Still, the good bits in Lessons in Forgetting reminded me of the good bits in two other flawed but interesting films I saw in the last few months: Jalpari: The Desert Mermaid and Listen... Amaya. The link with the former is clearer – both Lessons in Forgetting and Jalpari deal with female foeticide, with a well (or a pool) of dark secrets harboured by small, self-contained communities, and both link gender discrimination with a damaging imbalance in nature. (In Jalpari, the village that is determined to stop producing women also has a serious water scarcity; Nair’s book uses cyclones as an important metaphor, one that isn’t really explored in the film.) 

The more tenuous similarities with Listen... Amaya have to do with the relations between children and single parents who are very close to each other: if the latter can be over-protective and reluctant to loosen the strings, children can be just as insecure about the idea of their parents having a sexual side.
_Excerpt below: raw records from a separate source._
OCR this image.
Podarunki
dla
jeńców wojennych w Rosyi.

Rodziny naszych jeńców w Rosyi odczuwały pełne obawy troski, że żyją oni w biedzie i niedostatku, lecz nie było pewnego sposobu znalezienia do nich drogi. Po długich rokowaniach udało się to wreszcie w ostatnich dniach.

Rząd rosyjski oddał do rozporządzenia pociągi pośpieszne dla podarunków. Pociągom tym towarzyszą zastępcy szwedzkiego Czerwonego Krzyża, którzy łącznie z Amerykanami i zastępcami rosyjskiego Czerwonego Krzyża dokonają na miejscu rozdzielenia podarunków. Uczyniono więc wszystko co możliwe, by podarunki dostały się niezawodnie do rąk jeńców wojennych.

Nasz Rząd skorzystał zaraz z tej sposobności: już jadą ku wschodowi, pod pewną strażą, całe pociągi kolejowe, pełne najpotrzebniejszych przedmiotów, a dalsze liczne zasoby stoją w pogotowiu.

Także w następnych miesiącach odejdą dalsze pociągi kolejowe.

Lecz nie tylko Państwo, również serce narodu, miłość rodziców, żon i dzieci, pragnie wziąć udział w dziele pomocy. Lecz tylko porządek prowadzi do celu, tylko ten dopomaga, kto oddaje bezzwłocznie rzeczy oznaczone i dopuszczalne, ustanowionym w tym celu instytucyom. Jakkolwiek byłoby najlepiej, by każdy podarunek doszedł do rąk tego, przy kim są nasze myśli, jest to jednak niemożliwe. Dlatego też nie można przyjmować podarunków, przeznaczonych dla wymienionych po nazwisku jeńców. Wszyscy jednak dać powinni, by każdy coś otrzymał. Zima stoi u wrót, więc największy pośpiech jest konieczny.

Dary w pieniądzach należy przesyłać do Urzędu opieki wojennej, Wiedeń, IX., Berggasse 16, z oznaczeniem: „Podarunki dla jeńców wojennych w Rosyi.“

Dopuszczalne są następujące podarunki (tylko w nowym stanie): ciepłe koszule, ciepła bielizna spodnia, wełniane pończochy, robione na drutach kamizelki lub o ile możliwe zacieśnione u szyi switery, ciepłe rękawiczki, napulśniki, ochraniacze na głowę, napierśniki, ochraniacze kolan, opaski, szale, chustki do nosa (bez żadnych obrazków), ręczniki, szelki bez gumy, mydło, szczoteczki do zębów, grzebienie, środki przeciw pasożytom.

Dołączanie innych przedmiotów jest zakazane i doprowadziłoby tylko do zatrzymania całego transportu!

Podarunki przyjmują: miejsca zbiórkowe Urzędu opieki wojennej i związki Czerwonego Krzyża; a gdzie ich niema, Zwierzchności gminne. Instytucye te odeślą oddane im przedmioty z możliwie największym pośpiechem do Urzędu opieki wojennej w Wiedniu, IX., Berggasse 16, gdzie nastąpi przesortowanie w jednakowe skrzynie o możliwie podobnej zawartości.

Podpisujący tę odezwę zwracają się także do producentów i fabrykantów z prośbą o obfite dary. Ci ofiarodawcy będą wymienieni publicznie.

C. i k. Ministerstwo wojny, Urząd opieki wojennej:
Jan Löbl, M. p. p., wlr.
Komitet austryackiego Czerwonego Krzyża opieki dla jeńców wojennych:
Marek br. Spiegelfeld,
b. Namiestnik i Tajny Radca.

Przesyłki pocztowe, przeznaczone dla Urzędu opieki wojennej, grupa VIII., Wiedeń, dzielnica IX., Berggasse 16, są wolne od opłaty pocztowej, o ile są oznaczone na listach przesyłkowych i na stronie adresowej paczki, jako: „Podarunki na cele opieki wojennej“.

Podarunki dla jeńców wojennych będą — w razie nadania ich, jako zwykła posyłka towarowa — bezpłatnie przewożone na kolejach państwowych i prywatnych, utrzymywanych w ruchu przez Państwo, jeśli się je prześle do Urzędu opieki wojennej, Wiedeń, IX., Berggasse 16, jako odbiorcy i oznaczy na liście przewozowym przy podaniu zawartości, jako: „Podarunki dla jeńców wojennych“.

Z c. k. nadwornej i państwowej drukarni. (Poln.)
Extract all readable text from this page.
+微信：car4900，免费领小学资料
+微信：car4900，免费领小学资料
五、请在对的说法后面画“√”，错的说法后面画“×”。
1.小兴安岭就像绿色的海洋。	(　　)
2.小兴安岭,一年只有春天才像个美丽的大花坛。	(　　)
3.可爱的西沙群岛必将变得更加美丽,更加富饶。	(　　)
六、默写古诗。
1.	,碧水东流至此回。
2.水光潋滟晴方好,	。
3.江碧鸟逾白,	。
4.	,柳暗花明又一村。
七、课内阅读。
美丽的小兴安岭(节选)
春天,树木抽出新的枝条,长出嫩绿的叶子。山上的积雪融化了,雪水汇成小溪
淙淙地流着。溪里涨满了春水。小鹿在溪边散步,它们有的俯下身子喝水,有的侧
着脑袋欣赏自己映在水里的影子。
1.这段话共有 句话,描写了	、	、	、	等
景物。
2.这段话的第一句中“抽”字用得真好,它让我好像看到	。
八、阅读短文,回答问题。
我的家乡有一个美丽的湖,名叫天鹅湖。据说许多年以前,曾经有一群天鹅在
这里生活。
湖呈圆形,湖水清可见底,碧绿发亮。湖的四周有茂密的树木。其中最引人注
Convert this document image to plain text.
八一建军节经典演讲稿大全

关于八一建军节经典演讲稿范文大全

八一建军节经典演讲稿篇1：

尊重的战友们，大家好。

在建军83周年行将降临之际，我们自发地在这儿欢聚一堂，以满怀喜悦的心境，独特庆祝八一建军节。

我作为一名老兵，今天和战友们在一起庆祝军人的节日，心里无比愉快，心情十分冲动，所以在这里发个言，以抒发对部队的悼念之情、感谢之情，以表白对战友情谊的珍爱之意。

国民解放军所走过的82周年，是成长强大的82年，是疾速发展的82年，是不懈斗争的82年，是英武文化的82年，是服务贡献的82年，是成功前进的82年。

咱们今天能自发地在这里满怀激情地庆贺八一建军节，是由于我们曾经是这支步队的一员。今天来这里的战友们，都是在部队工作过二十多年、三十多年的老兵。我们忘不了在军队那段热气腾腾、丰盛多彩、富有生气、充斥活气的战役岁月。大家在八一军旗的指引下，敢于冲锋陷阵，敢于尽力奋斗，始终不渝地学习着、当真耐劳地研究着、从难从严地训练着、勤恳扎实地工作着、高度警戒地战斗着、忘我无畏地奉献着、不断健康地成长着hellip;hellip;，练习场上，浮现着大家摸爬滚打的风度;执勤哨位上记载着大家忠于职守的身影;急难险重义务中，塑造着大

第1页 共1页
In this context, I felt Lessons in Forgetting may have been a better-realised film if it had explored the bond between Jak and Smriti at fuller length, letting us see how a certain type of parent-child relationship can be a little like walking gingerly across a beach littered with very sharp shells – and how it can affect the subsequent choices and actions of both sets of people.


  1. Yes, this is such a terrible thing, "but, you know, this Western culture..."

    One hears this line so often around us. But it's quite a laughable misunderstanding of "western culture".

    Fundamentally western culture (by which I mean the peculiar Anglo-Saxon, protestant variant) has always emphasized monogamy, social restraint and family life.

    In contrast Oriental cultures in our part of the world (be it Islamic or the countless variants of "hindu" culture) have been less puritanical, less insistent on monogamy and have had a more flexible moral code.

    In fact India is a more strictly monogamous nation today than it was some 400 years ago.

    Perhaps this is the reason why Western cultures have been able to handle the temptations of "modernity" better than Oriental cultures that were less puritanical to begin with

  2. Seems like an interesting film. I live in Goa and even though it is the safest of all places that I have lived in India; still women in so called "western wear" attract much more attention from both males and females than those who are dressed more conventionally.

    Interestingly, few months back you had written on a book by Anita Nair and I was in Bangalore then. I went to this famous book shop on Church Street and asked for the book also telling them the writer's name. The owner said, "I know a curly-haired woman called Anita Nair who is our regular customer". I think I had seen Nair's photo somewhere and told him that perhaps she writes too! He was a bit surprised.

  3. It's Roshni Achreja as Meera actually.

  4. Anon: thanks, have corrected it.

  5. I saw this film with good expectations considering it was a National Award winner plus the theme interested me. But was majorly disappointed specially after travelling for 2 hours to and fro to see it. I really dont understand why independent filmmakers in India have to confine their films to the stereotypes of Indie films. Apart from Ship of Theseus and to some extent Gattu and Harud, I dont remember being impressed by any of the supposedly unconventional film. I really hope that Ship of Theseus sets up a good example of how an independent film need not be shoddily shot and directed.